Pendamping

Wati begitu bersemangat di pagi ini. Ia sengaja bangun pagi-pagi untuk beberes rumah yang sudah lebih dari satu bulan ia tinggalkan.

Bersih-bersih rumah seperti ini mau tidak mau turut mengundang kembali setiap kenangan di tiap sudut-sudut ruangan yang tentunya menghadirkan ingatannya tentang almarhumah sang ibu.

Semua memori itu kini perlahan telah berubah fungsi membuahkan energi yang positif untuknya yang senantiasa membuat senyum berseri di wajahnya.

“Tok… tok…”,

“Wati”,

Suara pintu diketuk memanggil namanya. Ada tamu yang datang.

“Masuk saja paman. Sudah Wati buka pintunya”, kata Wati yang mengetahui pamannya datang.

Belum ketemu orangnya saja suaranya sudah menyebalkan.

“Sedang apa kamu? Ini paman bawa makanan untuk sarapan. Bulek mu yang masak”, kata paman Wati.

“Ini sedang bersih-bersih”, jawab Wati.

“Makasih ya paman. Titip salam buat bulek”, sahut Wati yang tengah sibuk menyapu lantai seluruh ruangan.

“Ini sarapan dulu biar nggak sakit. Habis itu baru lanjut lagi”, kata paman.

“Nanti saja paman Wati masih belum lapar”, kata Wati.

“Ya sudah duduk dulu sini. Paman perlu bicara sama kamu”, kata paman serius.

Wati mengiyakan permintaan pamannya itu yang ingin berbicara kepadanya. Mereka berdua kini duduk di ruang tamu.

“Sebelumnya paman mau minta maaf atas kejadian tempo hari. Ini terkait lamaran dari Pak Bagio. Bagaimana Wati apa kamu sudah mempertimbangkannya?”, kata paman langsung terus terang.

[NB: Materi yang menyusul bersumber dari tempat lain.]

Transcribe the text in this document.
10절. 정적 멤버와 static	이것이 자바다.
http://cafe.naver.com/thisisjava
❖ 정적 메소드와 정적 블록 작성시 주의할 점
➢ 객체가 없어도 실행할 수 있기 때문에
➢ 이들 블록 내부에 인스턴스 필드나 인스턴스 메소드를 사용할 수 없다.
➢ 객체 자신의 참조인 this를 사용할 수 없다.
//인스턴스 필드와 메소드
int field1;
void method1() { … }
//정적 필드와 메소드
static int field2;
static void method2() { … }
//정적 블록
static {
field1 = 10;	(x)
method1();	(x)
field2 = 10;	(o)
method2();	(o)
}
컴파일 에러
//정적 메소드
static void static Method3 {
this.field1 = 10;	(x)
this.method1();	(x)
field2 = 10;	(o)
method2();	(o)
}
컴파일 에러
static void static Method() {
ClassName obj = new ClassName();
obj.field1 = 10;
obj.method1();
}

“Paman kembali disuruh oleh Pak Bagio. Beliau juga minta maaf. Kemarin pasti terlalu cepat buat kamu”, lanjutnya.

“Bagaimana kira-kira kapan waktunya?”, tanya Paman.

“Gila. Mending Wati mati saja dari pada harus menjadi istri orang itu”, jawab Wati.

“Waktu lalu kan sudah Wati jawab. Sudah Wati jelaskan sama paman. Jawabannya Wati menolak lamaran dari Pak Bagio. Titik”, jawab Wati tegas tidak mau dihasut oleh pamannya.

“Itu memang hak kamu Wati untuk menolak. Paman tidak bisa memaksa. Paman membicarakan hal ini sebagai utusan dari Pak Bagio”, kata paman.

“Tapi seandainya kamu mau menikah sama Pak Bagio kemapanan hidup kamu pasti terjamin. Tidak perlu kamu kerja apalagi sampai jauh-jauh ke kota. Rumah, mobil, dan fasilitas apa pun pasti dipenuhi. Mau apa saja tinggal minta pasti diberikan oleh Pak Bagio”, kata paman.

“Coba kamu pikir-pikir lagi. Tidak harus buru-buru jawabnya”, kata paman.

“Jawabannya tetap sama paman. Wati sudah pikirkan matang-matang. Tidak. Titik”, kata Wati.

“Sudah ya paman Wati mau lanjut bersih-bersih rumah dulu”, kata Wati meninggalkan pamannya sendiri.

“Baiklah kalau begitu. Ini ya sarapannya jangan lupa dimakan. Paman berangkat kerja dulu. Kalau ada apa-apa tinggal ngabari”, kata paman yang masih berharap keponakannya itu bisa berubah pikiran.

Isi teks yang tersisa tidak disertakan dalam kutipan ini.